5. **Start Services (API, Celery, Redis)**

   **Option 1: Using Make (recommended)**

   ```bash
   # Start all services
   make start

   # Or start in background
   make start-background

   # Check service status
   make check

   # Stop all services
   make stop
   ```

   **Option 2: Using scripts**

   ```bash
   # Windows (PowerShell)
   .\scripts\start_services.ps1

   # Linux/Mac
   bash scripts/start_services.sh
   ```

   **Option 3: Manual start**

   ```bash
   # Terminal 1: Start Redis
   redis-server

   # Terminal 2: Start Celery worker
   celery -A backend.src.workers.celery_app worker --loglevel=info

   # Terminal 3: Start FastAPI server
   uvicorn backend.src.api.app:app --reload
   ```

   Once services are running:

   * API: <http://localhost:8000>
   * API Docs: <http://localhost:8000/docs>
   * Redis: localhost:6379

   **API Endpoints:**

   * `POST /projects` – create a project record
   * `GET /projects` – list projects
   * `POST /projects/{id}/runs` – trigger async analysis run
   * `GET /runs` – list completed runs
   * `GET /runs/{run_id}` – get run details
   * `GET /runs/{run_id}/results` – comprehensive results
   * `GET /runs/{run_id}/legal` – legal compliance results
   * `GET /runs/{run_id}/export` – download run package (ZIP)
   * `GET /tasks/{task_id}` – task status polling
6. **Frontend (later)**

   ```
   cd frontend
   pnpm install
   pnpm dev
   ```

## Next Steps

* Flesh out `main_controller` orchestration (dataset download, AOI validation, CORINE clipping).
* Implement GIS utilities (tiling, buffering, zonal stats).
* Stand up FastAPI service with project/run endpoints and Celery workers.
* Build RESM/AHSM/CIM training + inference scripts using the YAML configs.
* ✅ Legal Rules Engine implemented with YAML/JSON format, parser/evaluator, and compliance status generation
* ✅ Legal rules implemented for 4 countries (DEU, FRA, ITA, GRC) with comprehensive source documentation
* ✅ Legal determinations integrated with backend orchestrator
* Create the frontend map UI and data panels once backend APIs stabilize.

## Biodiversity Training Data

Place any curated biodiversity training dataset (CSV/Parquet) under `data2/biodiversity/`. `scripts/build_biodiversity_training.py` already generates `training.csv` from Natura 2000 and CORINE overlays (official EU datasets). The controller automatically discovers files such as `training.csv` or `training.parquet`, uses them for model ensembles, and logs the dataset source in the `model_runs` table. If no dataset is found, it falls back to synthetic samples so the pipeline can still operate.

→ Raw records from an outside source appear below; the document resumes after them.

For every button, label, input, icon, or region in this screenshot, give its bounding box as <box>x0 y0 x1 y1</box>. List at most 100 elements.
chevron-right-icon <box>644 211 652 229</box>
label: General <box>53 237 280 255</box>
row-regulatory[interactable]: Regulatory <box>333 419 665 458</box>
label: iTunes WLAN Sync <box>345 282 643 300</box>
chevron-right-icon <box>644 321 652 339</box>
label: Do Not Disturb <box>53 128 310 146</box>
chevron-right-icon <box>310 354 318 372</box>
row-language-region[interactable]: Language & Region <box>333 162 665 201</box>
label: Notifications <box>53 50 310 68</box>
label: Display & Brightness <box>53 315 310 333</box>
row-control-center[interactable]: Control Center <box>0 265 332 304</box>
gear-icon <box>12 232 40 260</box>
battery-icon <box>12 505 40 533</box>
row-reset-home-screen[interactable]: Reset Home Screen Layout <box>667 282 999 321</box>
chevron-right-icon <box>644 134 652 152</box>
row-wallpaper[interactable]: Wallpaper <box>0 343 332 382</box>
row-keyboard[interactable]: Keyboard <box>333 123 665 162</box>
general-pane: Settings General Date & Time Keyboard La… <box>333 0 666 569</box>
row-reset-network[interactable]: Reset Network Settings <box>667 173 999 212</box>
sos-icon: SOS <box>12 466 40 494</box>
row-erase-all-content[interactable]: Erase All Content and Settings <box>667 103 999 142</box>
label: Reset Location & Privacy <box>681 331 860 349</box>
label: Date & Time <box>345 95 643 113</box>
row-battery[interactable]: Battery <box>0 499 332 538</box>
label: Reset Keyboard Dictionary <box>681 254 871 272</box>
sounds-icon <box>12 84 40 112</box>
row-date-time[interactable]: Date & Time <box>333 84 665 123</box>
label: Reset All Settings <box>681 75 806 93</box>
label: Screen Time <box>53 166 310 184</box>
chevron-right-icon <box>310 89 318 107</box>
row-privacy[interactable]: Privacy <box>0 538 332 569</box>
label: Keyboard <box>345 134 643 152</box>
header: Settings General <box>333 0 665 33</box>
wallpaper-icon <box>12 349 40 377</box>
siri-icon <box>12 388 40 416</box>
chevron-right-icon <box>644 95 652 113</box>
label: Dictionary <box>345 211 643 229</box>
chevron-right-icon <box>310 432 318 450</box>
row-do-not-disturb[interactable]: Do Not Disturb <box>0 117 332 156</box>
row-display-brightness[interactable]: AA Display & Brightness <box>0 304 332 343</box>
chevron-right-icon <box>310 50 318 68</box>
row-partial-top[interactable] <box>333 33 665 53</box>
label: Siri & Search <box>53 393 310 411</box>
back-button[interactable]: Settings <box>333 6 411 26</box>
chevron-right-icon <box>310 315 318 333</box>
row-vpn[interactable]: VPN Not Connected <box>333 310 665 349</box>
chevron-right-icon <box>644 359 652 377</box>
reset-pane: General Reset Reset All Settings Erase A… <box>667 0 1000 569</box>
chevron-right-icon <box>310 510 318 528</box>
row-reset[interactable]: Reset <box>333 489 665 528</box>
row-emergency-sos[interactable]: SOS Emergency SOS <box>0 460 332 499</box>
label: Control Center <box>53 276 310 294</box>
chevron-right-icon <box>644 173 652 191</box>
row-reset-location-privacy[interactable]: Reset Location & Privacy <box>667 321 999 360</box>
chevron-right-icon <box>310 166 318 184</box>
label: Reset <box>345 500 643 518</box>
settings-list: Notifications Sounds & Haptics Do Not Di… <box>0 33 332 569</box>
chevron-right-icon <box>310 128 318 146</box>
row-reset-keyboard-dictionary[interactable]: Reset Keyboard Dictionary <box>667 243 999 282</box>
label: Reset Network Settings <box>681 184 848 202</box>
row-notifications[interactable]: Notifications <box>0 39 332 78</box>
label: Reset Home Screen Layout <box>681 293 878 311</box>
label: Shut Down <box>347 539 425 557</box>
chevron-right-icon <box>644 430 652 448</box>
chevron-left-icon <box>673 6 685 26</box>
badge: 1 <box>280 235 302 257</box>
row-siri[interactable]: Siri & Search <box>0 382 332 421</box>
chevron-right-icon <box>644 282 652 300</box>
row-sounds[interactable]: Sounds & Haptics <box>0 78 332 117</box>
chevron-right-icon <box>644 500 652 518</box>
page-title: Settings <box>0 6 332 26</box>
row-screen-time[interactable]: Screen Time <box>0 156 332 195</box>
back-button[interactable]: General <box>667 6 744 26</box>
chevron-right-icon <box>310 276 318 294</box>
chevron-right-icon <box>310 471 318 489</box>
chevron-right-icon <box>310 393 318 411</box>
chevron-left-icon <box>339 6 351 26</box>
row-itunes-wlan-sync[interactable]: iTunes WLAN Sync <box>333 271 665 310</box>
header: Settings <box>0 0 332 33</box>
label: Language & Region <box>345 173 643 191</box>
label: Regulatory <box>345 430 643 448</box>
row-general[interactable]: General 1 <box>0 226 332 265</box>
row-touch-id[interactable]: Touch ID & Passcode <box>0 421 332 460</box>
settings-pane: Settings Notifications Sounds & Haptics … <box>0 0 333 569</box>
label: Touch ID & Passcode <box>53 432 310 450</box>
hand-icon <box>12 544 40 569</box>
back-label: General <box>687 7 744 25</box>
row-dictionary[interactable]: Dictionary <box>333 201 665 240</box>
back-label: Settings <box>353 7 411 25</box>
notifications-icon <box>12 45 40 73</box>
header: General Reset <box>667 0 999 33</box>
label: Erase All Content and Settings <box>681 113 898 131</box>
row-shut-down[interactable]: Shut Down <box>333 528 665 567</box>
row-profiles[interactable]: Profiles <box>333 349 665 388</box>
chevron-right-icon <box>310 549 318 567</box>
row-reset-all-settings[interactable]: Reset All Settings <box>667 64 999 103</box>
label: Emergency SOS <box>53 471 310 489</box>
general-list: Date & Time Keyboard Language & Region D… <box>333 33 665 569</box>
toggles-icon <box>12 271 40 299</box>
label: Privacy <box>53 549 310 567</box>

Additional vetted internet sources can be downloaded with `scripts/fetch_external_biodiversity_sources.py`, which currently pulls:

* Our World in Data – *Biodiversity habitat loss (Williams et al. 2021)* (`data2/biodiversity/external/owid_biodiversity_habitat_loss.csv`).
* GBIF occurrence samples for Italian raptors (`data2/biodiversity/external/gbif_occurrences_italy_raptors.csv`).

## Legal Rules Engine

The Legal Rules Engine evaluates project metrics against country-specific EIA regulations and compliance requirements. Rules are defined in YAML format and cover:

* **EIA Thresholds**: Mandatory EIA requirements based on project capacity, area, and type
* **Biodiversity & Protected Areas**: Natura 2000 site protection, buffer zones, forest protection
* **Water Protection**: Water body proximity, wetland protection
* **Emissions & Climate**: GHG emissions thresholds, climate impact assessment
* **Land Use**: Agricultural land conversion, natural habitat protection
* **Cumulative Impact**: Multi-factor impact assessment requirements

**Available Countries**: Germany (DEU), France (FRA), Italy (ITA), Greece (GRC)

**Usage**:

```bash
python -m backend.src.main_controller \
  --aoi test_aoi.geojson \
  --project-type solar \
  --country DEU
```

Legal evaluation results are saved to `legal_evaluation.json` and included in the run manifest. See `docs/LEGAL_RULES_ENGINE.md` for detailed documentation and `docs/LEGAL_RULES_SOURCES.md` for comprehensive source bibliography.

See `docs/` for detailed architecture and implementation plans.